At this point, only the determination of grapheme cluster boundaries is implemented.
func GraphemeClusterCount(s string) (n int)
GraphemeClusterCount returns the number of user-perceived characters (grapheme clusters) for the given string. To calculate this number, it iterates through the string using the Graphemes iterator.
type Graphemes struct { // contains filtered or unexported fields }
Graphemes implements an iterator over Unicode extended grapheme clusters, specified in the Unicode Standard Annex #29. Grapheme clusters correspond to "user-perceived characters". These characters often consist of multiple code points (e.g. the "woman kissing woman" emoji consists of 8 code points: woman + ZWJ + heavy black heart (2 code points) + ZWJ + kiss mark + ZWJ + woman) and the rules described in Annex #29 must be applied to group those code points into clusters perceived by the user as one character.
Example
Type example.
Code:
gr := NewGraphemes("👍🏼!") for gr.Next() { fmt.Printf("%x ", gr.Runes()) }
Output:
[1f44d 1f3fc] [21]
func NewGraphemes(s string) *Graphemes
NewGraphemes returns a new grapheme cluster iterator.
func (g *Graphemes) Bytes() []byte
Bytes returns a byte slice which corresponds to the current grapheme cluster. If the iterator is already past the end or Next() has not yet been called, nil is returned.
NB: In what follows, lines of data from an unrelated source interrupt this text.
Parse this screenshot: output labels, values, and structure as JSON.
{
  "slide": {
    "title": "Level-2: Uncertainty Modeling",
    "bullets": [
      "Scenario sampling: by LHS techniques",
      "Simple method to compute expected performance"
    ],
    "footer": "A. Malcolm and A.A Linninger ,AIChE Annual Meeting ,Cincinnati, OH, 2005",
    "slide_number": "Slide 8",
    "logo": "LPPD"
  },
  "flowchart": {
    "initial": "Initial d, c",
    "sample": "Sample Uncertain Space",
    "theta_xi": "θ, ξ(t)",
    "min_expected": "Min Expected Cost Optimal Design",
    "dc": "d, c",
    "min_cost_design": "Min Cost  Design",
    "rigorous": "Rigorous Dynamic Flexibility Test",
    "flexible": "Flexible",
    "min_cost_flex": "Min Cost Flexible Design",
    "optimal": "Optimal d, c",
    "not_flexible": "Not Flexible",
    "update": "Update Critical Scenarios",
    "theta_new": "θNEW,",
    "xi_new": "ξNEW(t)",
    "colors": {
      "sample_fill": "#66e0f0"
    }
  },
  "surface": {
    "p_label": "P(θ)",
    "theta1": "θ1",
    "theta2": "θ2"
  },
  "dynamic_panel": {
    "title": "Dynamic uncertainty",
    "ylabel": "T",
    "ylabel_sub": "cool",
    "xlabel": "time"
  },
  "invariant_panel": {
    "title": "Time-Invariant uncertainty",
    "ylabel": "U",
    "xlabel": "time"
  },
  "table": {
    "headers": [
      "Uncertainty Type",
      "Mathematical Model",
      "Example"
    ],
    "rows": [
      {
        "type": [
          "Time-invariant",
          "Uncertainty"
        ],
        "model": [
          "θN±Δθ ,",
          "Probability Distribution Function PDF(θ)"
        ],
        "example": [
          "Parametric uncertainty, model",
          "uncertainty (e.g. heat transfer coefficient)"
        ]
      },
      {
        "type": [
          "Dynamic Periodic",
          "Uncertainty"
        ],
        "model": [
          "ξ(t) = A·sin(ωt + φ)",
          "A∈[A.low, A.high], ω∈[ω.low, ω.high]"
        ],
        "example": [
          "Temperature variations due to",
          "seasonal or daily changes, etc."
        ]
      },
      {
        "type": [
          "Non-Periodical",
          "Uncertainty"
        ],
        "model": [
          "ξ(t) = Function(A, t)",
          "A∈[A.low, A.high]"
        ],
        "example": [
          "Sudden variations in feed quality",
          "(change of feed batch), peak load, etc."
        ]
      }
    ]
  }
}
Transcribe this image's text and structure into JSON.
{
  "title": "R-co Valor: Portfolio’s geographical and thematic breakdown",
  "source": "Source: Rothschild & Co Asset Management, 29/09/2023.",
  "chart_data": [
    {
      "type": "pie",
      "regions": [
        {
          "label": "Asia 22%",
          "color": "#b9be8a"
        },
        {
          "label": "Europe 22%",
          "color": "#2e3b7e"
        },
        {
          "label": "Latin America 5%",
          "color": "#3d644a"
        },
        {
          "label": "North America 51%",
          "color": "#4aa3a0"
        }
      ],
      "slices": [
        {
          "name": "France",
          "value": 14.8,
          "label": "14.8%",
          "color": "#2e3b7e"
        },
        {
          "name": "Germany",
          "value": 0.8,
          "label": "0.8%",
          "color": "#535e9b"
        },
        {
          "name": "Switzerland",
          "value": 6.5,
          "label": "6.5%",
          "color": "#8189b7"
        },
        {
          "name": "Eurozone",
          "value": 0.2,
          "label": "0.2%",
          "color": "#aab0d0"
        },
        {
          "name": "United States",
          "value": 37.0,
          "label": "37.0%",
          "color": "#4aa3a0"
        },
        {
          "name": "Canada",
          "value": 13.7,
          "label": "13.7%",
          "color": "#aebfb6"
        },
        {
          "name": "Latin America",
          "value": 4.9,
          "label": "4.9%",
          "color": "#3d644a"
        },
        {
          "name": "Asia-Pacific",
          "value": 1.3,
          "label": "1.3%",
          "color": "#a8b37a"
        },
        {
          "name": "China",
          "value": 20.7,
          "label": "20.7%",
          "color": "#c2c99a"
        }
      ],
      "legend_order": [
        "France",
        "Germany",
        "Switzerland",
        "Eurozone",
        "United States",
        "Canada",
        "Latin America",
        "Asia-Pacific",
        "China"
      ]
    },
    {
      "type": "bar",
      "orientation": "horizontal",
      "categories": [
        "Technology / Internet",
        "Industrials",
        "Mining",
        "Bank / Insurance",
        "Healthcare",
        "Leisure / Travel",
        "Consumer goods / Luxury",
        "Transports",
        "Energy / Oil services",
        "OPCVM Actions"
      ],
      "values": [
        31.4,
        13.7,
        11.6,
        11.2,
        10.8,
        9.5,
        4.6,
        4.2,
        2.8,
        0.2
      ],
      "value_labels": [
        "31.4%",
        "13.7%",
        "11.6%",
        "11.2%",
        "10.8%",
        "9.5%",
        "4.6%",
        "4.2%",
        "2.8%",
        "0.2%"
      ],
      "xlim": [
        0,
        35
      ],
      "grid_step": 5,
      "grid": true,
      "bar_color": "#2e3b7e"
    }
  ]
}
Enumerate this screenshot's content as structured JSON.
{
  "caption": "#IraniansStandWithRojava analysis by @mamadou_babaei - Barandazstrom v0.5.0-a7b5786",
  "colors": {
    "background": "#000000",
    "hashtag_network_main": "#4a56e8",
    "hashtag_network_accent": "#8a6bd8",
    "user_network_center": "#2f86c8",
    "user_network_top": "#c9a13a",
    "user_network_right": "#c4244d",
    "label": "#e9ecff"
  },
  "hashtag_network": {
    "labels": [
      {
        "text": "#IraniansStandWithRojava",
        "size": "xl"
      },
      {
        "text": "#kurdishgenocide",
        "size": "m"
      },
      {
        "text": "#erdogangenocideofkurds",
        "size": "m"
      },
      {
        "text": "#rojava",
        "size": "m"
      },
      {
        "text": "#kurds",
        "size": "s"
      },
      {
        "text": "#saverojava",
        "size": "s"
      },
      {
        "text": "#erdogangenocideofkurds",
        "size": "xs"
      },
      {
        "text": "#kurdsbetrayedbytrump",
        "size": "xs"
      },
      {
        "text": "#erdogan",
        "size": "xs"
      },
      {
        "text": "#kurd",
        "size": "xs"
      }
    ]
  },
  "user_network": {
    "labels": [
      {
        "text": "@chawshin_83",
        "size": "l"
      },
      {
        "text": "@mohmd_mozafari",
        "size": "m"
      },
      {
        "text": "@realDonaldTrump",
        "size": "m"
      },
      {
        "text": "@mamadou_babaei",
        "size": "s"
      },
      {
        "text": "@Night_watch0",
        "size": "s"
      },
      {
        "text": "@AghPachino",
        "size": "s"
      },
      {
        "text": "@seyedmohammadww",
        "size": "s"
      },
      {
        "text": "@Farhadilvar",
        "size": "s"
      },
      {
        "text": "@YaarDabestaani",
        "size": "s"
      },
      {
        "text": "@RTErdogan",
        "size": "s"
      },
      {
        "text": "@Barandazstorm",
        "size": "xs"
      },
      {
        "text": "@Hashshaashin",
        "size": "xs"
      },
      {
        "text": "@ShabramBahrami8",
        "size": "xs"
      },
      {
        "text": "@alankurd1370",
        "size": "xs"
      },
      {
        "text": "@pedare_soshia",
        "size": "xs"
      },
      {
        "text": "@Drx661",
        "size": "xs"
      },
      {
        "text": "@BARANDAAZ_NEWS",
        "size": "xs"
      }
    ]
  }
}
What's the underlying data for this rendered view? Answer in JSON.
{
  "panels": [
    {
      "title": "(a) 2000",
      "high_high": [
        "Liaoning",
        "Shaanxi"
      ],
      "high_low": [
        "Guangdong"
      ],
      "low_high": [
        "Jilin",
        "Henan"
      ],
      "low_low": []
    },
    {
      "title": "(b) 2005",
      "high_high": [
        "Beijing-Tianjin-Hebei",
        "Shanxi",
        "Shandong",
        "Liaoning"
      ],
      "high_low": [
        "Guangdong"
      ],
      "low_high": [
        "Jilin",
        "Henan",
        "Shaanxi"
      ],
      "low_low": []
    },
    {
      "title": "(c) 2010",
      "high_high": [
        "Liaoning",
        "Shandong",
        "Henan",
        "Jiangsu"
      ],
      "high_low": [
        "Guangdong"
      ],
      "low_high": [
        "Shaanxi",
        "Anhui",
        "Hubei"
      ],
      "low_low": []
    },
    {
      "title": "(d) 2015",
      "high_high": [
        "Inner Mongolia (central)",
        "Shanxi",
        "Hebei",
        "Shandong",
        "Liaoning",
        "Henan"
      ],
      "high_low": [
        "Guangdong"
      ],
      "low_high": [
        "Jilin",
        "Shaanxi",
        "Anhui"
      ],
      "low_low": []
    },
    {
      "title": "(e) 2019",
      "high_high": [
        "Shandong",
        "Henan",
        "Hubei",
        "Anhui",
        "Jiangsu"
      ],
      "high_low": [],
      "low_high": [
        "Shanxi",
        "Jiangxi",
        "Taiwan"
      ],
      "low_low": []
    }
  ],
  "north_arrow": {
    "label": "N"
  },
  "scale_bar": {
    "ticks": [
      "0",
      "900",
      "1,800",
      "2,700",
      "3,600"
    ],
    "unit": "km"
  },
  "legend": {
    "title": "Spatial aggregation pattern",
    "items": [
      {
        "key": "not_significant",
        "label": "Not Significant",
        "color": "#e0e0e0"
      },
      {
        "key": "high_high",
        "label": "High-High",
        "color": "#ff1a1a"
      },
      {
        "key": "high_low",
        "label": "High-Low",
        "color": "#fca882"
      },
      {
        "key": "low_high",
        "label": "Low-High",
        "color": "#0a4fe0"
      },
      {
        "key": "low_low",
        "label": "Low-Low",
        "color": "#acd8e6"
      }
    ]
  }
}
func (g *Graphemes) Next() bool
Next advances the iterator by one grapheme cluster and returns false if no clusters are left. This function must be called before the first cluster is accessed.
func (g *Graphemes) Positions() (int, int)
Positions returns the interval of the current grapheme cluster as byte positions into the original string. The first returned value "from" indexes the first byte and the second returned value "to" indexes the first byte that is not included anymore, i.e. str[from:to] is the current grapheme cluster of the original string "str". If Next() has not yet been called, both values are 0. If the iterator is already past the end, both values are 1.
func (g *Graphemes) Reset()
Reset puts the iterator into its initial state such that the next call to Next() sets it to the first grapheme cluster again.
func (g *Graphemes) Runes() []rune
Runes returns a slice of runes (code points) which corresponds to the current grapheme cluster. If the iterator is already past the end or Next() has not yet been called, nil is returned.
func (g *Graphemes) Str() string
Str returns a substring of the original string which corresponds to the current grapheme cluster. If the iterator is already past the end or Next() has not yet been called, an empty string is returned.